Board meetings occur once a term and feature a lively exchange of ideas and suggestions. This democratic approach to judicial education is deliberate and is seen as a way to model the system change necessary to move the Judiciary forward.
In each of our ventures, the JEITT operates with the following in mind:
To promote excellence in the administration of justice in the Republic of Trinidad and Tobago through continuous training and development of Judges, judicial officers, and non-judicial staff attached to the Judiciary.
Transformation through Education.
Programmes were selected after some analysis of needs, but often with what was readily available and easily accessible in mind. In lieu of dedicated staff assigned to the JEITT, members from the Library, and Information and Protocol units helped in the facilitation of judicial education events.
The annual Continuing Education Seminars (CES) held by the JEITT are residential weekend seminars held for all judicial officers.
The CES’ are done in groupings: Judges & Masters; Magistrates; Registrars; Family Court; Court Administrative Unit.
All levels of judges and judicial officers are canvassed throughout the year about possible topics for inclusion at the CES.
Judges and judicial officers on the Board of JEITT have the responsibility to act as liaisons between the JEITT and their colleagues. They are also responsible for organising termly half-day training sessions for their particular group. These groups include: Court of Appeal; Criminal Bench; Civil Bench; Family Court; Registrars; Magistrates; Court Administrative Unit.
The JEITT, in collaboration with the Hugh Wooding Law School at the University of the West Indies, has provided a course of paralegal training to all Judiciary and Public Service staff as a three-level offering: Orientation followed by Basic; Intermediate; and Advanced.
This programme is facilitated in large part by judicial officers of the Judiciary.
On completion, candidates are awarded certificates. Promotion within the ranks of the court administration is contingent on possession of these certificates.
Since 2011, the JEITT has hosted the annual Distinguished Jurist Lecture and Panel Discussion for the general public.
These lectures are an opportunity to engage the general public in discussion on relevant, and at times controversial, topics which are usually reserved to the legal profession and yet have an enormous impact on the daily lives of ordinary citizens.
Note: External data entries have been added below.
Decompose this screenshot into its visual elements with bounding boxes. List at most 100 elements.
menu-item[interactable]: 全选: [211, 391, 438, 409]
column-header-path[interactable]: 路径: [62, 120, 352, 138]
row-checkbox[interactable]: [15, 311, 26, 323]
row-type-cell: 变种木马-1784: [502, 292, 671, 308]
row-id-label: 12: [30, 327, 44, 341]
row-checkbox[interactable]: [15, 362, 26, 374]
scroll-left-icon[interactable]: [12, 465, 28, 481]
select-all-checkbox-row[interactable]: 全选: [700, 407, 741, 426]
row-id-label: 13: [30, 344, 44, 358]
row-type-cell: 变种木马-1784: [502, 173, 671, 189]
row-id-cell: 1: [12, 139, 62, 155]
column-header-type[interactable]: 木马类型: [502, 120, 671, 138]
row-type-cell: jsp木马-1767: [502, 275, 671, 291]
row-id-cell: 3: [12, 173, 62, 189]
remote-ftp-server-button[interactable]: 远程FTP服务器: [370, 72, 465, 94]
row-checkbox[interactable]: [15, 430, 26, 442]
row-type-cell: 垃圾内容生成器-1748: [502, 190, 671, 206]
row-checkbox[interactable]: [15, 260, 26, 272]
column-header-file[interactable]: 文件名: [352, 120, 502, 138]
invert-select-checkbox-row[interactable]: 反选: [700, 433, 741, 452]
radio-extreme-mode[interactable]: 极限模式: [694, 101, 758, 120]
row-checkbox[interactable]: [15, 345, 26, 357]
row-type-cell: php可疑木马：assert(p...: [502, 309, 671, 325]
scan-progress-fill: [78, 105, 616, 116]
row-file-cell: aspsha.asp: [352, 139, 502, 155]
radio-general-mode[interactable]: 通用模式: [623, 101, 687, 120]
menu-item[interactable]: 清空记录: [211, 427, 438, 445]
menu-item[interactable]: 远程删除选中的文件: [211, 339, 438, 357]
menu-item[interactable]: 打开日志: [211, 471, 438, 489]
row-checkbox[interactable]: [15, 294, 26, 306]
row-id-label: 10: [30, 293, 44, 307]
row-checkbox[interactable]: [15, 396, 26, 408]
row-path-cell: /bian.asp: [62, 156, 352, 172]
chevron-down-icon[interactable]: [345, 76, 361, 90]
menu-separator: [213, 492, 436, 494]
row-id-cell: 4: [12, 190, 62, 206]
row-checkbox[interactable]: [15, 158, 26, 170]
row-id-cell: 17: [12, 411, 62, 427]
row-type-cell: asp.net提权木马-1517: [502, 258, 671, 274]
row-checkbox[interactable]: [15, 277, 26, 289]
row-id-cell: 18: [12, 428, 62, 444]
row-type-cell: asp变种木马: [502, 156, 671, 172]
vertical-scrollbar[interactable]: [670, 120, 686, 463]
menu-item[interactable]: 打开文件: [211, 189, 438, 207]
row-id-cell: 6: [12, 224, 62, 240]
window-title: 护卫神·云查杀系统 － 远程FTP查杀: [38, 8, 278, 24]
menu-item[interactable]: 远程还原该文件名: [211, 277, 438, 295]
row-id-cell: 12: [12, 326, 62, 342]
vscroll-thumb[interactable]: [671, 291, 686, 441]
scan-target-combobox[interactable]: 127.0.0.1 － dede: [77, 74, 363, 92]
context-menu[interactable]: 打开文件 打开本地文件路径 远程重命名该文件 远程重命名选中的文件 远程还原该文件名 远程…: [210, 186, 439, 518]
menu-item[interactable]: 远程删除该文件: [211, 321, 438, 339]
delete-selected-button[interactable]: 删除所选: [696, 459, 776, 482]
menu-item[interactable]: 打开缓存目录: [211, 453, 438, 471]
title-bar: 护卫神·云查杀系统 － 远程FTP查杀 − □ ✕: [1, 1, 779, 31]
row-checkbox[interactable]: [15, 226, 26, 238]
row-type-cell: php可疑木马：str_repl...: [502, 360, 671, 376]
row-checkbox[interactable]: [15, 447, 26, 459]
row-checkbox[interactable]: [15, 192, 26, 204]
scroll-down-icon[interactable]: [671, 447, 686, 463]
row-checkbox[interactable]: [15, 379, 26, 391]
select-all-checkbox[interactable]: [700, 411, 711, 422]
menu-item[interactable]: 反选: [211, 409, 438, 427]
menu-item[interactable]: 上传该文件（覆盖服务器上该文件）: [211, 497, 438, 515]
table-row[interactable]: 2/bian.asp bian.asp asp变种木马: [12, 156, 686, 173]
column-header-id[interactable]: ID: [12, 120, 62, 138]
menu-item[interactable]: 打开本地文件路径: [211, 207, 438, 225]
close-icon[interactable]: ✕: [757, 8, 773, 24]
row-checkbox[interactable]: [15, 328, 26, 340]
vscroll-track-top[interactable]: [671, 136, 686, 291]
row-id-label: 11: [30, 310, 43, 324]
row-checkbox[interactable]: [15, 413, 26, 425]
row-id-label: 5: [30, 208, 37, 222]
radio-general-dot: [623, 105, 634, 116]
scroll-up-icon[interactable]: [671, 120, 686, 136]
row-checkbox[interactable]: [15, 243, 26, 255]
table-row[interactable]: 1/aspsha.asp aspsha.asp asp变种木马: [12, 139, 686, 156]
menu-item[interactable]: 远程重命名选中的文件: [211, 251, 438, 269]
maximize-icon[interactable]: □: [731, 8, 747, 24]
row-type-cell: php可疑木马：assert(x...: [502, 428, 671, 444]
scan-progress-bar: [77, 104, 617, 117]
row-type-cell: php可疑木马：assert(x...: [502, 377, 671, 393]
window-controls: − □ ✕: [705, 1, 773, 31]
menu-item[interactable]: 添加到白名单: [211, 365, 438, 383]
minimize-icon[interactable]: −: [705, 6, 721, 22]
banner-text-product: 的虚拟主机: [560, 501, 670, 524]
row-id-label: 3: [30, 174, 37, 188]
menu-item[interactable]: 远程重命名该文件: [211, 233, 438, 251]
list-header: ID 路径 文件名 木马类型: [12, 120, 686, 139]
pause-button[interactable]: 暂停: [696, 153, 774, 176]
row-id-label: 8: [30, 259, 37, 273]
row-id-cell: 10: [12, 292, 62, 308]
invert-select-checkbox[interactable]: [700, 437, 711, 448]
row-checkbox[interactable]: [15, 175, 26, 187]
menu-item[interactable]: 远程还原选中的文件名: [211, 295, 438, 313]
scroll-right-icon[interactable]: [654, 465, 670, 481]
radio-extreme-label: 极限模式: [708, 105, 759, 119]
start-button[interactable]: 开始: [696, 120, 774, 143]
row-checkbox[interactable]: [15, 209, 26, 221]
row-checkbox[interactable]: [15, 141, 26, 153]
The JEITT makes an effort to ensure that the panels are multidisciplinary. Members have included journalists, religious ministers and lecturers in anthropology, sociology and criminology. These Distinguished Jurist Lectures are broadcast on national television and radio and published in the primary daily newspapers.
Publications of the JEITT cover issues pertinent to, and produced in, Trinidad and Tobago. Some of these include:
To better facilitate access to justice, all not-for-sale JEITT publications are available as e-books on the Judiciary’s website, available for free download by the general public at www.ttlawcourts.org/jeibooks.
Research is an important aspect of the JEITT’s education programmes and publications. We continuously conduct topic-based research for training sessions and lectures, gathering empirical evidence for needs-assessment. This serves as the foundation for training and education. In addition to this, our research team actively compiles information throughout the year pertaining to the creation of judicial publications.